Features with larger positive coefficients are associated with higher churn risk, while those with large negative coefficients are associated with retention, holding other variables constant.


## **Model insights and business implications**

- `activity_days` is by far the most influential variable in the model’s prediction, with higher activity strongly associated with retention and lower churn probability. This aligns with earlier EDA showing that more active users tend to stay on the platform.  
- In prior EDA, churn increased as `km_per_driving_day` rose, and the correlation heatmap indicated a strong positive association with churn. In the multivariate logistic model, however, this feature becomes relatively weak, suggesting that its apparent effect is largely explained by other, more informative usage variables.

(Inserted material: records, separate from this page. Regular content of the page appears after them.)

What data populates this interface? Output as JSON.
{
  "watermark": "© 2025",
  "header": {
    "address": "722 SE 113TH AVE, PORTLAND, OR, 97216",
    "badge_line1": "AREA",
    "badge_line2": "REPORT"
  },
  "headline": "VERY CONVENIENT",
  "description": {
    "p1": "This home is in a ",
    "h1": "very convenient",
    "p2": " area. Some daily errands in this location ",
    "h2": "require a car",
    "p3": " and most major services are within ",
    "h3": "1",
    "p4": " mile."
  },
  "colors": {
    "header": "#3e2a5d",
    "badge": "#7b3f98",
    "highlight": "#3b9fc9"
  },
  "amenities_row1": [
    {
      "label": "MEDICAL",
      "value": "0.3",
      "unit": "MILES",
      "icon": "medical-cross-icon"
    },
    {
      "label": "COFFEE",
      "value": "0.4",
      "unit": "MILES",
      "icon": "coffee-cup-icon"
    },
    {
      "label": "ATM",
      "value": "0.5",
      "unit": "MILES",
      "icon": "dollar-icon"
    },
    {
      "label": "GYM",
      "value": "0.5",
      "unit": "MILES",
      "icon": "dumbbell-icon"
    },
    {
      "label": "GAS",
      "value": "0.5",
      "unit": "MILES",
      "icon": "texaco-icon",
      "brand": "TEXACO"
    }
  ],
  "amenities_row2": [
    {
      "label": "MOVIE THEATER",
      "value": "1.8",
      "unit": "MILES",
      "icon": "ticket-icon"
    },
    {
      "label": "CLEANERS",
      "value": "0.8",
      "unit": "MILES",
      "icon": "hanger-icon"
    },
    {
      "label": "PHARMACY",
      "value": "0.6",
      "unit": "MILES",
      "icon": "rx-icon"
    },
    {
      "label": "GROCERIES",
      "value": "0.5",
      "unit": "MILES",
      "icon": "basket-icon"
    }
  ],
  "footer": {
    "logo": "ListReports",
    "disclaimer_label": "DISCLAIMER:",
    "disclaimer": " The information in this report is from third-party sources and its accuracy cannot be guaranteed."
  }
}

In a multiple logistic regression model, predictors can interact and share variance, which can make some features look less important once others are included. This can improve predictive performance while making interpretation less intuitive.

From a business perspective, the current model’s low recall on churners limits its usefulness for high‑stakes retention campaigns, where missing at‑risk users is costly. It is more suitable as a baseline model to guide further feature engineering and model experimentation rather than as a deployment‑ready churn predictor.

Potential improvements include:
- Engineering additional behavioral and temporal features (for example, recent changes in usage, patterns of cancellation, or route diversity) to capture early signs of disengagement.  
- Exploring alternative model specifications (feature subsets, regularization, and class‑weighting) and comparing against more flexible machine learning models in the subsequent notebook.

Additional data such as drive‑level details (route characteristics, duration, time of day) and richer in‑app interaction signals (reports, confirmations, search behavior) would likely improve both predictive power and actionability for churn prevention strategies.